Department of Electrical and Computer Engineering Ph.D. Public Defense

Shear Wave Elastographic Imaging of Pancreatic Cancer Murine Models

Rifat Ahmed

Supervised by Professor Marvin Doyley

Tuesday, March 17, 2020
11:30 a.m.–12:30 p.m.

Goergen 109

The mechanical environment of a tumor directly impacts its growth, malignancy, and drug uptake. Imaging techniques that can visualize the mechanical properties of a tumor (stiffness, pressure, density etc.) can facilitate the diagnosis, treatment planning, and development of new therapies. Unfortunately, most parameters of tumor biomechanics cannot be estimated noninvasively, limiting their use in clinic. Although stiffness of a tumor can be quantitatively mapped in a noninvasive manner, it is not an established imaging biomarker. To validate stiffness as a useful imaging biomarker, naturally- occurring or therapy-induced changes in stiffness need to be established in different types and stages of tumors. Since performing these studies in the clinic are time consuming and expensive, evaluation of tumor stiffness in pre- clinical small animal models can greatly improve our understanding of the tumor mechanical environment. However, shear wave elastography (SWE), the imaging technique that is used to map stiffness, often has inadequate spatial resolution in the preclinical domain.

SWE uses transverse acoustical waves (shear waves) generated from acoustic radiation force to map the shear wave speed (SWS), which is directly related to the shear modulus of tissue. The propagation of the shear waves are tracked using conventional ultrasound imaging. However, speckle in the ultrasound images introduces a positional uncertainty in the wave-tracking process, which corrupts the SWS maps with noise. This noise is severely exacerbated at small observation scales, which is typical for preclinical imaging. Consequently, larger observation scales (often > 1 mm) need to be used, which degrade the spatial resolution of SWE. Single-tracking-location SWE (STL-SWE) is a recently proposed technique that overcame this fundamental challenge in speckle tracking by using a fixed tracking location. While STL-SWE is a suitable modality for preclinical imaging, there are challenges that need to be overcome. STL-SWE is not immune to incoherent sources of noise under in vivo imaging conditions. Furthermore, the longer acquisition duration of STL-SWE makes it susceptible to physiological motion artifacts.

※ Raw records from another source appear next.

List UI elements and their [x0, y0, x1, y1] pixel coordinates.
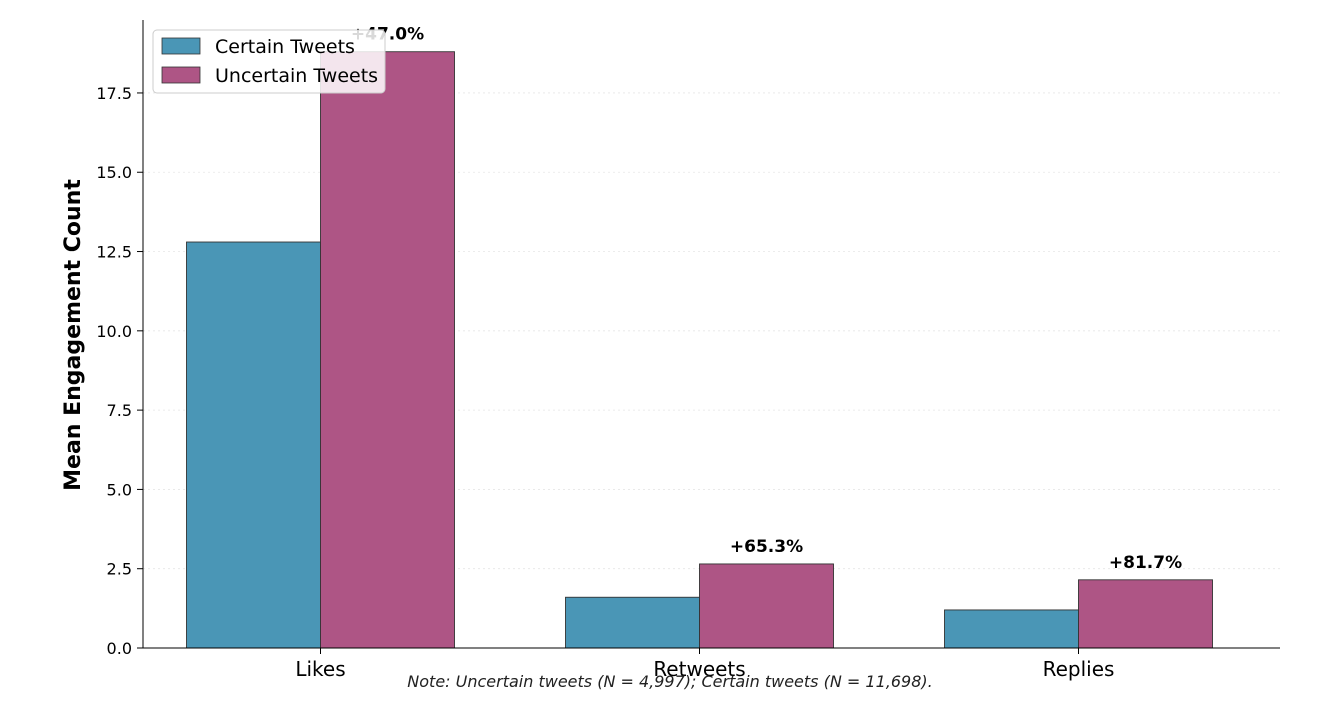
legend-frame — [152, 29, 386, 94]
legend: Certain Tweets Uncertain Tweets — [152, 29, 386, 94]
y-axis-label: Mean Engagement Count — [61, 179, 86, 491]
y-tick-label: 2.5 — [107, 560, 132, 579]
y-tick-label: 12.5 — [96, 243, 132, 262]
y-tick-label: 5.0 — [107, 480, 132, 499]
x-tick-label: Retweets — [653, 657, 745, 681]
pct-increase-label: +65.3% — [730, 537, 803, 557]
y-tick-label: 15.0 — [96, 163, 132, 182]
x-tick-label: Replies — [1043, 657, 1115, 681]
y-tick-label: 0.0 — [107, 639, 132, 658]
legend-swatch-certain — [161, 37, 201, 55]
bar-certain-tweets — [944, 609, 1079, 649]
y-tick-label: 7.5 — [107, 401, 132, 420]
legend-label-certain: Certain Tweets — [215, 36, 355, 58]
axes: 0.0 2.5 5.0 7.5 10.0 12.5 15.0 17.5 — [96, 20, 1280, 658]
bar-certain-tweets — [186, 241, 321, 649]
bar-uncertain-tweets — [320, 51, 455, 649]
bars — [186, 51, 1213, 649]
legend-swatch-uncertain — [161, 66, 201, 84]
bar-uncertain-tweets — [699, 563, 834, 649]
y-tick-label: 10.0 — [96, 322, 132, 341]
legend-label-uncertain: Uncertain Tweets — [215, 65, 378, 87]
x-tick-label: Likes — [295, 657, 345, 681]
pct-increase-label: +81.7% — [1109, 553, 1182, 573]
bar-certain-tweets — [565, 596, 700, 649]
y-tick-label: 17.5 — [96, 84, 132, 103]
bar-uncertain-tweets — [1078, 579, 1213, 649]
footnote: Note: Uncertain tweets (N = 4,997); Cert… — [407, 672, 932, 691]
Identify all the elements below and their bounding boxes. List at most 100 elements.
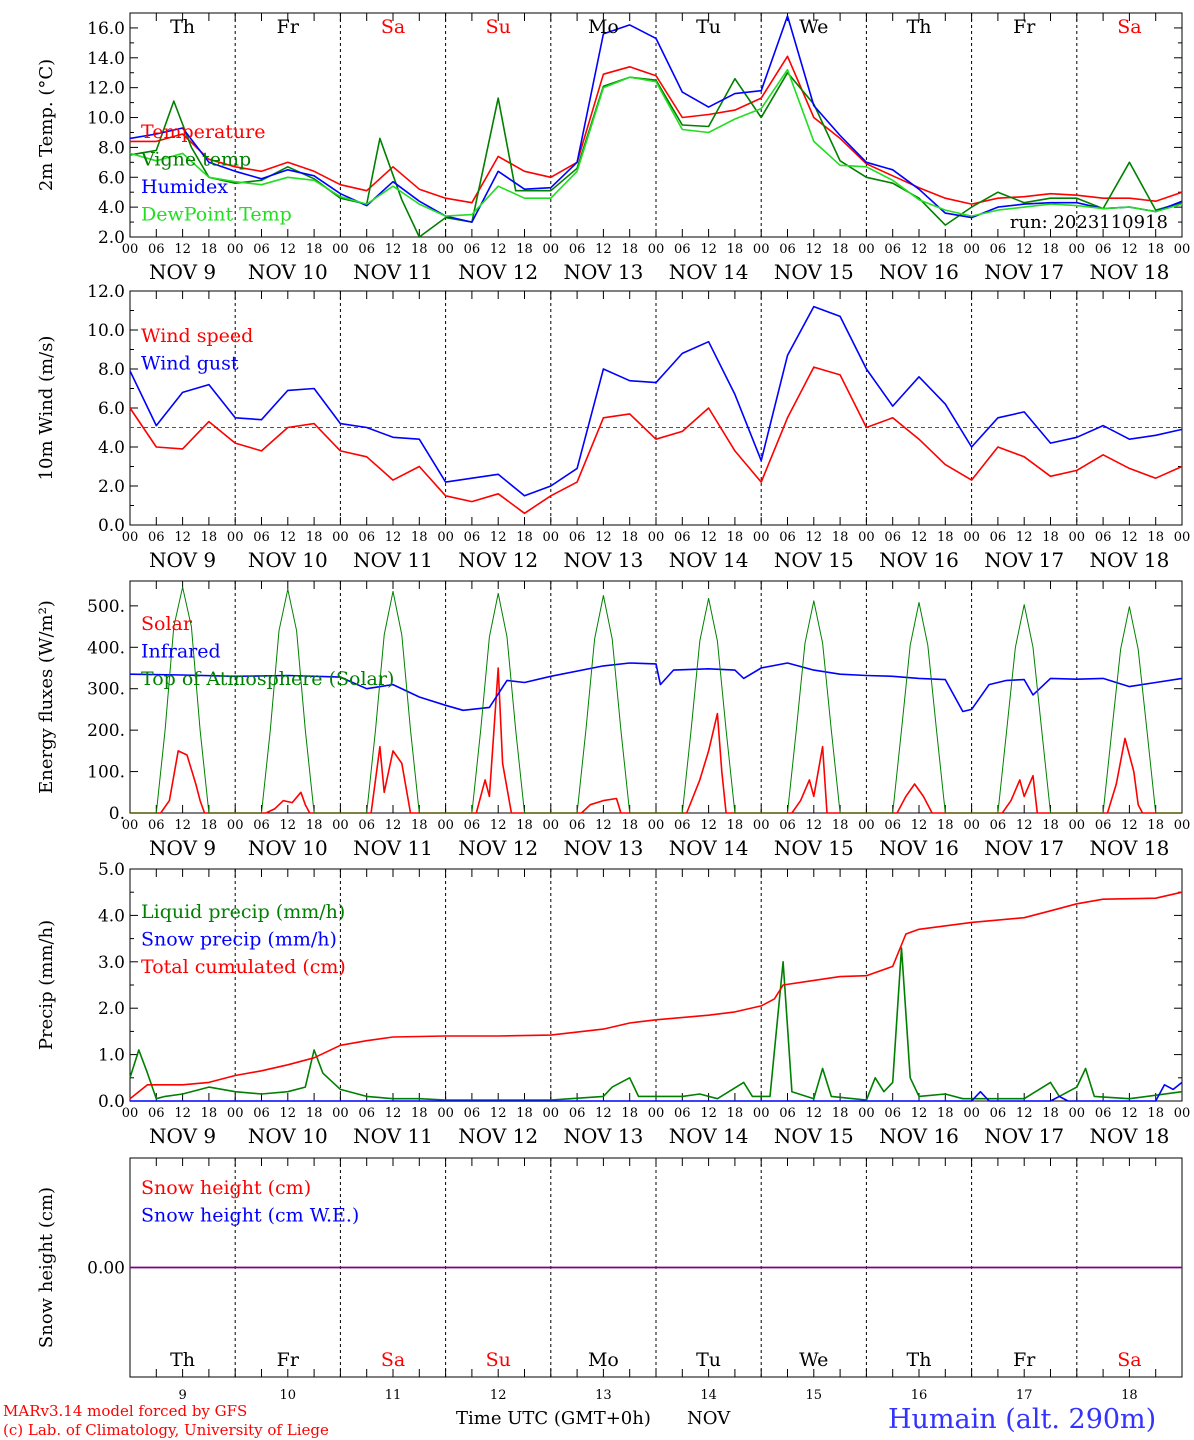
hour-tick-label: 18 (937, 530, 954, 545)
y-tick-label: 0.0 (98, 1092, 125, 1112)
hour-tick-label: 00 (753, 1106, 770, 1121)
hour-tick-label: 00 (963, 1106, 980, 1121)
hour-tick-label: 00 (332, 818, 349, 833)
hour-tick-label: 00 (1069, 818, 1086, 833)
hour-tick-label: 18 (306, 530, 323, 545)
hour-tick-label: 18 (1042, 530, 1059, 545)
hour-tick-label: 06 (569, 1106, 586, 1121)
y-tick-label: 1.0 (98, 1046, 125, 1066)
hour-tick-label: 00 (122, 1106, 139, 1121)
day-number: 14 (700, 1388, 717, 1403)
hour-tick-label: 18 (201, 242, 218, 257)
hour-tick-label: 00 (963, 242, 980, 257)
day-number: 13 (595, 1388, 612, 1403)
hour-tick-label: 18 (1042, 818, 1059, 833)
date-label: NOV 14 (669, 260, 749, 284)
hour-tick-label: 00 (437, 1106, 454, 1121)
hour-tick-label: 12 (806, 530, 823, 545)
day-name: Tu (696, 16, 721, 38)
date-label: NOV 14 (669, 548, 749, 572)
hour-tick-label: 18 (411, 530, 428, 545)
hour-tick-label: 00 (543, 242, 560, 257)
legend-entry-blue: Humidex (141, 176, 228, 198)
series-line-red (129, 366, 1183, 515)
hour-tick-label: 00 (753, 530, 770, 545)
hour-tick-label: 06 (779, 242, 796, 257)
hour-tick-label: 12 (806, 818, 823, 833)
credit-model: MARv3.14 model forced by GFS (3, 1402, 247, 1420)
date-label: NOV 13 (564, 836, 644, 860)
hour-tick-label: 06 (884, 242, 901, 257)
hour-tick-label: 00 (858, 1106, 875, 1121)
hour-tick-label: 12 (385, 818, 402, 833)
y-tick-label: 400. (87, 638, 125, 658)
hour-tick-label: 12 (174, 1106, 191, 1121)
hour-tick-label: 12 (806, 242, 823, 257)
series-line-blue (129, 305, 1183, 497)
y-tick-label: 0.00 (87, 1259, 125, 1279)
hour-tick-label: 12 (1016, 242, 1033, 257)
panel-4: 0.0 1.0 2.0 3.0 4.0 5.0 Precip (mm/h) Liquid pr… (36, 860, 1190, 1148)
hour-tick-label: 18 (1147, 818, 1164, 833)
hour-tick-label: 06 (674, 1106, 691, 1121)
hour-tick-label: 00 (122, 242, 139, 257)
day-name: Sa (1117, 1349, 1141, 1371)
date-label: NOV 15 (774, 260, 854, 284)
day-name: We (799, 1349, 828, 1371)
hour-tick-label: 18 (516, 242, 533, 257)
hour-tick-label: 12 (1121, 242, 1138, 257)
hour-tick-label: 00 (1069, 530, 1086, 545)
hour-tick-label: 12 (490, 242, 507, 257)
hour-tick-label: 06 (990, 530, 1007, 545)
hour-tick-label: 18 (727, 242, 744, 257)
day-number: 12 (490, 1388, 507, 1403)
hour-tick-label: 12 (385, 242, 402, 257)
hour-tick-label: 00 (963, 818, 980, 833)
panel-2: 0.0 2.0 4.0 6.0 8.0 10.0 12.0 10m Wind (m/s) Win… (36, 282, 1190, 572)
hour-tick-label: 18 (306, 1106, 323, 1121)
legend-entry-green: Liquid precip (mm/h) (141, 901, 345, 923)
date-label: NOV 16 (879, 548, 959, 572)
date-label: NOV 14 (669, 1124, 749, 1148)
hour-tick-label: 00 (332, 530, 349, 545)
station-title: Humain (alt. 290m) (888, 1404, 1156, 1435)
y-axis-title: Energy fluxes (W/m²) (36, 600, 57, 794)
hour-tick-label: 06 (253, 530, 270, 545)
date-label: NOV 12 (458, 836, 538, 860)
hour-tick-label: 18 (621, 530, 638, 545)
hour-tick-label: 18 (411, 818, 428, 833)
hour-tick-label: 00 (648, 530, 665, 545)
hour-tick-label: 18 (832, 1106, 849, 1121)
hour-tick-label: 18 (1042, 242, 1059, 257)
date-label: NOV 18 (1090, 836, 1170, 860)
day-number: 10 (280, 1388, 297, 1403)
hour-tick-label: 12 (1121, 530, 1138, 545)
day-name: We (799, 16, 828, 38)
hour-tick-label: 00 (858, 242, 875, 257)
day-name: Sa (1117, 16, 1141, 38)
hour-tick-label: 06 (674, 242, 691, 257)
date-label: NOV 16 (879, 836, 959, 860)
date-label: NOV 10 (248, 836, 328, 860)
day-name: Sa (381, 16, 405, 38)
hour-tick-label: 18 (306, 242, 323, 257)
credit-lab: (c) Lab. of Climatology, University of L… (3, 1421, 329, 1439)
legend-entry-blue: Infrared (141, 641, 221, 663)
y-tick-label: 12.0 (87, 79, 125, 99)
date-label: NOV 16 (879, 1124, 959, 1148)
hour-tick-label: 12 (1016, 530, 1033, 545)
hour-tick-label: 18 (411, 1106, 428, 1121)
date-label: NOV 13 (564, 548, 644, 572)
hour-tick-label: 12 (490, 818, 507, 833)
hour-tick-label: 06 (148, 530, 165, 545)
hour-tick-label: 12 (1016, 818, 1033, 833)
series-line-blue (129, 662, 1183, 713)
day-number: 9 (178, 1388, 186, 1403)
panel-3: 0. 100. 200. 300. 400. 500. Energy fluxes (W/m… (36, 580, 1190, 860)
hour-tick-label: 18 (937, 818, 954, 833)
date-label: NOV 11 (353, 1124, 433, 1148)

The objective of this thesis is to develop a preclinical SWE technique that can be used to study the therapy response and natural progression of the tumor mechanical environment in small animal models. To achieve this objective, we developed beamforming approaches to reduce the estimation variance of SWE. We developed an approach to trans-mit multiple encoded-apertures simultaneously, which enhanced  the transmit focusing quality of ultrasound beams and the signal-to-noise ratio. Next, we improved the noise robustness of STL-SWE by using coherently compounded plane wave imaging, a technique we named pSTL-SWE. We, then, extended pSTL-SWE to focused transmit-based parallel beamforming techniques that are applicable to commercially available clinical ultrasound scanners. We also developed a real-time automated respiration gating scheme that enabled us to use pSTL-SWE in preclinical mouse models of cancer. Using this technique, we studied the progression of liver stiffness longitudinally in a murine model of pancreatic ductal adenocarcinoma (PDAC) liver metastasis. We observed, for the first time, a direct correlation between elevated tumor stiff- ness and survival of untreated and chemotherapy-treated mice. We also used the pSTL-SWE technique to validate a recently developed immunotherapy treatment protocol for PDAC. The results presented in this thesis demonstrate the effectiveness of pSTL-SWE in imaging preclinical cancer models and represent a critical first-step toward establishing stiffness as a clinical imaging biomarker for cancer.